Some very recent CS notes on languages, etc.

I am a little surprised that my technical posts are getting some attention: at least from the WordPress community. There is interest in things technical. There is so much CS on the internet, actually. I wrote a short piece on blogging with WordPress and a few people made some superlative comments, which actually surprised me. A little social support really goes a long ways.

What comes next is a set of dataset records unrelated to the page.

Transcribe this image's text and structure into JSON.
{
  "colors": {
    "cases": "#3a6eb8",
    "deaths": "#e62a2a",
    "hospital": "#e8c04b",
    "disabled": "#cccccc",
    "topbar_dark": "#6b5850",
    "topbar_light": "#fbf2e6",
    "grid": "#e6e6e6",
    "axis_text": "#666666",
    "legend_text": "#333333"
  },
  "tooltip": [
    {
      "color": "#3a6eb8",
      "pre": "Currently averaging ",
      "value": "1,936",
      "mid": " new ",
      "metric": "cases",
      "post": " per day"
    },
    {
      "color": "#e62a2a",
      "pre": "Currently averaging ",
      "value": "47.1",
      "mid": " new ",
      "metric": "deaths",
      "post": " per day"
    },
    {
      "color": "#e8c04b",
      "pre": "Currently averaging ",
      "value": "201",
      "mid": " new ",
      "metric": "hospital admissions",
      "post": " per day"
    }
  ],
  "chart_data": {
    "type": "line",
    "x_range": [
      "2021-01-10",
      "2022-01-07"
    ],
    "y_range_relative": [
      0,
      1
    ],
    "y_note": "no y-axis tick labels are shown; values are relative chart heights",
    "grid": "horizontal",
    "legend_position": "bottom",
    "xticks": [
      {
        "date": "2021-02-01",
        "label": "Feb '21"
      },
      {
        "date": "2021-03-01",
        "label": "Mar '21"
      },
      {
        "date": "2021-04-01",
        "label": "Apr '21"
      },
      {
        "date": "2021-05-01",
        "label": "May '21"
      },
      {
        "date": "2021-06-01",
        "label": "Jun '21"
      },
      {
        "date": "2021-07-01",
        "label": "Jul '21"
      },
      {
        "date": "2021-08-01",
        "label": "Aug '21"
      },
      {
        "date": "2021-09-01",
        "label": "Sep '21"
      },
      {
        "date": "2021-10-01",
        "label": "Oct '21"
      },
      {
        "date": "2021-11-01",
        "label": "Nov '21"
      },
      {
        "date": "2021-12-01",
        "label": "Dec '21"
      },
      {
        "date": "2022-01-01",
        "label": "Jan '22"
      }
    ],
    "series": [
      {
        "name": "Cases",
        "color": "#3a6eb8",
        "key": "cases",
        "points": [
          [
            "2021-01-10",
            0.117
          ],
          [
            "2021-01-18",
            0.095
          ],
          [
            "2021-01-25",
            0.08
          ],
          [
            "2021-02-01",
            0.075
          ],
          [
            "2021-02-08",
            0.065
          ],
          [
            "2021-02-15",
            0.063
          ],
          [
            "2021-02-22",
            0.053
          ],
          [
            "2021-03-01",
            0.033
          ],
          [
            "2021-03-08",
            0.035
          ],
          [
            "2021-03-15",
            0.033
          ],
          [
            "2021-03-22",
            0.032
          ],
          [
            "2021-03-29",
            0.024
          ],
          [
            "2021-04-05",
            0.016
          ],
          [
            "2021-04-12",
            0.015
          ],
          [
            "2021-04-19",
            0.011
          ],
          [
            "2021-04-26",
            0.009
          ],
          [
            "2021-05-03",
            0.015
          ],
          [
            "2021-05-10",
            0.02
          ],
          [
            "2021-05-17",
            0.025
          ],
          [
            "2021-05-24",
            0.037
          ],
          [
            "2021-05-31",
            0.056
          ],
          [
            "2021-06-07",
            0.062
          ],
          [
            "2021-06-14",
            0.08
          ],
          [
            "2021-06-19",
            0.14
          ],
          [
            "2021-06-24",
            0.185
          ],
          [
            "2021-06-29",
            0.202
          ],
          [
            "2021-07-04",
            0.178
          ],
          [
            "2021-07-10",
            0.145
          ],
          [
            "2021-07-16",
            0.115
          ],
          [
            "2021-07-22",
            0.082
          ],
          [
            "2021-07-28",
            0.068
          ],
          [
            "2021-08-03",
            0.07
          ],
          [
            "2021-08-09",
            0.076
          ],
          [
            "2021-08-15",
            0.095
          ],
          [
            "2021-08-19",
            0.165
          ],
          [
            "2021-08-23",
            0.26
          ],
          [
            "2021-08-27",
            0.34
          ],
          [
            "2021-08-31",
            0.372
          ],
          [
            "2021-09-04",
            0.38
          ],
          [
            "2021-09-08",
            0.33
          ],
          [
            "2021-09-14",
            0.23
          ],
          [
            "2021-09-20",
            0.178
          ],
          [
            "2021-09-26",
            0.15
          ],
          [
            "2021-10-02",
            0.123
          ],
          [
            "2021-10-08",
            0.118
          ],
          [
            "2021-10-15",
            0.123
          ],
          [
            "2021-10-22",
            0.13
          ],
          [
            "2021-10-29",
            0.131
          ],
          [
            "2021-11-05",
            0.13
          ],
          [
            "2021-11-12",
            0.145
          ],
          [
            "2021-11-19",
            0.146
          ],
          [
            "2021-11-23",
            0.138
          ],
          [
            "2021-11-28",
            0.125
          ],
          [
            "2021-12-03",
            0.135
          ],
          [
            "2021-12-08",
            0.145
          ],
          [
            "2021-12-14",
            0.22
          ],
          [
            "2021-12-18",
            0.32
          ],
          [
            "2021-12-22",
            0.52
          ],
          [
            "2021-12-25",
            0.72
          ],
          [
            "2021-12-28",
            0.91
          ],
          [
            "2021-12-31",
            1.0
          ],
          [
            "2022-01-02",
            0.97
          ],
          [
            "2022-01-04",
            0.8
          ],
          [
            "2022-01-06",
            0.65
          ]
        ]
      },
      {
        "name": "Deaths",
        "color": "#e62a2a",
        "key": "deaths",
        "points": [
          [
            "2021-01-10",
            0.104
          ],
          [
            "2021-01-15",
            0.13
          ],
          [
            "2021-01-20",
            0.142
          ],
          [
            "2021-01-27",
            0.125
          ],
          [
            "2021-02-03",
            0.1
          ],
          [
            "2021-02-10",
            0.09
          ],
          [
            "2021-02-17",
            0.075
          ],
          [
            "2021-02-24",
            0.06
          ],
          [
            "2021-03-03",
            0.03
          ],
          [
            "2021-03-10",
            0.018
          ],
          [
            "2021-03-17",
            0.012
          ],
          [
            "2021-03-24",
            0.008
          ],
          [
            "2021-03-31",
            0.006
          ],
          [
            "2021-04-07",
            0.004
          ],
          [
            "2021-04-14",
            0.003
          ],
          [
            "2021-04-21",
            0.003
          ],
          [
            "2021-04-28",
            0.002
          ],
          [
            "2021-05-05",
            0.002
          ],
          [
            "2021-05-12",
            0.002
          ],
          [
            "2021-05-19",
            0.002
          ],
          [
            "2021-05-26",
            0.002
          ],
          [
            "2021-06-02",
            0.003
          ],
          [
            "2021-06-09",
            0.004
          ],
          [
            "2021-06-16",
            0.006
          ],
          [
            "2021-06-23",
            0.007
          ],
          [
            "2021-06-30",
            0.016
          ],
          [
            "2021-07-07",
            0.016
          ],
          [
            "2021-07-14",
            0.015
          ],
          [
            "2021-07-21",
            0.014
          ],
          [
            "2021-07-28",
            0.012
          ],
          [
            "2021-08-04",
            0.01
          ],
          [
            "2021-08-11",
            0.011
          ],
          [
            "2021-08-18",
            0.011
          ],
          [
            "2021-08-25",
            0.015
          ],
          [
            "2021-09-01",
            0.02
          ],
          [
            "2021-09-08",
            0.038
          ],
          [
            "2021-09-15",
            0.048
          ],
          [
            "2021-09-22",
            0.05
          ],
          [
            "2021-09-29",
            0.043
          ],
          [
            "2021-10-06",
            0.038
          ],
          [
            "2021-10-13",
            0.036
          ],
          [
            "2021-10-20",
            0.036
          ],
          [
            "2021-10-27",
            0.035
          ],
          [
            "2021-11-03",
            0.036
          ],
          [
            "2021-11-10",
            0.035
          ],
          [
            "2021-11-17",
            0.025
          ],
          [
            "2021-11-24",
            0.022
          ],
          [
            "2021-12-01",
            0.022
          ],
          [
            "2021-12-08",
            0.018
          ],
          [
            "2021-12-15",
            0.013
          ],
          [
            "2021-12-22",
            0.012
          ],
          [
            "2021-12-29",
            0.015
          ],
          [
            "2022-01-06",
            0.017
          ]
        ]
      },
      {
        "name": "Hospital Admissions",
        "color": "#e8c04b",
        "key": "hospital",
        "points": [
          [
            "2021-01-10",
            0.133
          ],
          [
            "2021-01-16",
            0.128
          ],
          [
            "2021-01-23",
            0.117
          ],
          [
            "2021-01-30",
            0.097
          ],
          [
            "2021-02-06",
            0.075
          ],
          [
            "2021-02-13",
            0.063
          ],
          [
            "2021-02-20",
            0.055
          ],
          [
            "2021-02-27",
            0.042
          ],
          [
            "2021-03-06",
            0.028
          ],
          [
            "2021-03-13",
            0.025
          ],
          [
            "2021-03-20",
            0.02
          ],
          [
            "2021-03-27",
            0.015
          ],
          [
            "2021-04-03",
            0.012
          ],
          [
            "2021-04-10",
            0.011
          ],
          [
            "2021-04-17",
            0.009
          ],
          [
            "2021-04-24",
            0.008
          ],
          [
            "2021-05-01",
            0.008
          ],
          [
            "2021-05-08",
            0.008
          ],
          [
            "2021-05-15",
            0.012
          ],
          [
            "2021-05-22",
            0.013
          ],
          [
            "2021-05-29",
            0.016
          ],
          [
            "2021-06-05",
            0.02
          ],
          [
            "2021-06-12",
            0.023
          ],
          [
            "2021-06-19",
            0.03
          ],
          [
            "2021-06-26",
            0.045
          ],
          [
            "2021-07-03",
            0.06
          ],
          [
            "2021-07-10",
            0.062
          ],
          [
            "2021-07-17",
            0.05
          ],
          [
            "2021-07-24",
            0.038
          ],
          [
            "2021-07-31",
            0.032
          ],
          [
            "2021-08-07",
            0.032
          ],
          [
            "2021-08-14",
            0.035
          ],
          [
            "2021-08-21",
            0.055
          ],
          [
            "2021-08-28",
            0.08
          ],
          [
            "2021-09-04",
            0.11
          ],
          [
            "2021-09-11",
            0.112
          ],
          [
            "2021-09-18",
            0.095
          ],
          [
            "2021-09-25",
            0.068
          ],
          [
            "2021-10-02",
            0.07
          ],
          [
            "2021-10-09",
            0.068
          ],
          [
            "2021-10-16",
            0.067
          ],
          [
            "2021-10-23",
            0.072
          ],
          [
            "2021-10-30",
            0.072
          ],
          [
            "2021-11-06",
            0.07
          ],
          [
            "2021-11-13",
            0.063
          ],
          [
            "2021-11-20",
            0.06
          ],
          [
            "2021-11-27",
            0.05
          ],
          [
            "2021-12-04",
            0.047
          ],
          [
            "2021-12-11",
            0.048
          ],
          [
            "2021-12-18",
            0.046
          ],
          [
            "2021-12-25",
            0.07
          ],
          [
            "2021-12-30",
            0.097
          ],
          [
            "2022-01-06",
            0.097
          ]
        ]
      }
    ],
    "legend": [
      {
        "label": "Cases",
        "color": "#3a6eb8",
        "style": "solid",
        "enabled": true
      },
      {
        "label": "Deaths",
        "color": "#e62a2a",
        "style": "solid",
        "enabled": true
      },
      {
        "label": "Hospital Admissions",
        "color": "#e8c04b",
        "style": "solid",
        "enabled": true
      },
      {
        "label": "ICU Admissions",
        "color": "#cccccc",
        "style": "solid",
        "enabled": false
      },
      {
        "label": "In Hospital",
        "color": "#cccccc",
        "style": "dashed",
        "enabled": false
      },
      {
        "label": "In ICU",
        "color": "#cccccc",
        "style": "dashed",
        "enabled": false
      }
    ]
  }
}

My friend Mike Iltis called me last night and we talked for around 3 hours on things technical. (I have the bottom of the line cell phone plan). Mike, who often teaches at the university, had sent me a new set of academic links on some interesting topics, and I share a few of them below. I am not an academic but am more half way in between academia and industry. Industry people regard me as an academic and academics see me as a commercial developer. (I was a commercial developer in Silicon Valley several years ago.) Anyway I do have academic interests, but I realize that there is very much that I do not know or understand. I am mentioning Mike Iltis as a reference for the links below.

  • Self similar languages.
  • There is one object oriented program and it is this. Every program is one object which is a recursive collection of objects, which in turn are collections of objects. Every object program is isomorphic to this program, and obviously this program is self similar to all of its parts. Mathematically and in terms of formal logic, these notions are more complex than they naively seem to appear.
  • There are some really nice CS spots on the web.
  • Here is some info on an interesting programming language called pliant. [2].
  • Set theory: Setl programming language. [2].
  • Colorless green ideas sleep furiously.
    • Natural language interpretation (automated understanding) is a good topic. With all of the writing occurring especially since the advent of the blog, only computers will be able to read it all.